Reference no: EM132249423
PLEASE READ and REVIEW the BELOW PARAGRAPH. Depending on the concepts of Kaizen, Design Thinking, Business Process Management, please write down your comments on it, in one page.
Enduring Engineering Practices
One side effect of the increased pace of technological innovation is a repeating expansion and contraction pattern. When an innovation appears that fundamentally changes how we think about some aspect of software development, the industry races to adopt it: containerization, reactive frontends, machine learning and so on. That's the expansion phase. However, to make this "new thing" truly effective requires figuring out how to apply enduring engineering practices to it: continuous delivery, testing, collaboration and so on. The contraction phase occurs as we ascertain how to use this new capability effectively, creating a firm foundation to allow the next explosive expansion. During this phase we learn how to apply practices such as comprehensive automated testing and the scripting of sequences of recurring steps within the context of the new technology. Often, this goes hand in hand with the creation of new development tools. While it may seem that the introduction of a new technological innovation alone advances our industry, it's the combination of innovation with enduring engineering practices that underpins our continued progress.

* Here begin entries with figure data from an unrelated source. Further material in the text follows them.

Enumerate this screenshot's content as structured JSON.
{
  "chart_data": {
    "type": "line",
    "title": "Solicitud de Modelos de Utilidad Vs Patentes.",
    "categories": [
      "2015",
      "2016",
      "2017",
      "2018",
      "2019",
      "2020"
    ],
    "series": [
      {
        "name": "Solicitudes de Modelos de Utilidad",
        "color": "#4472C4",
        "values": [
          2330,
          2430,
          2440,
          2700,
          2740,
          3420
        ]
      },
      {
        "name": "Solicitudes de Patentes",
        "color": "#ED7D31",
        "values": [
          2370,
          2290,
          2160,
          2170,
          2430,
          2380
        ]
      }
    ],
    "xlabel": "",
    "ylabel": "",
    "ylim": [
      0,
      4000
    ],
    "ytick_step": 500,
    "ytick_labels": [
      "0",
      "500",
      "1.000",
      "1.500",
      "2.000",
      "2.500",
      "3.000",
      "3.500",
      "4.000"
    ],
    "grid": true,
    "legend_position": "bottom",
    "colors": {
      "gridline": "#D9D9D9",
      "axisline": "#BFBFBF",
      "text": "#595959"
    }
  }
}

However, at the opposite end, engineering practices also sustain on the dodge upon microservices. A defining characteristic of a microservices architecture is that system components and services are organized around business capabilities. Regardless of size, microservices encapsulate a meaningful grouping of functionality and information to allow for the independent delivery of business value. This is in contrast to earlier approaches in service architecture which organized services according to technical characteristics. It has observed a number of organizations who've adopted a layered microservices architecture, which in some ways is a contradiction in terms. These organizations have fallen back to arranging services primarily according to a technical role, for example, experience APIs, process APIs or system APIs. It's too easy for technology teams to be assigned by layer, so delivering any valuable business change requires slow and expensive coordination between multiple teams. One must caution against the effects of this layering and recommend arranging services and teams primarily according to business capability.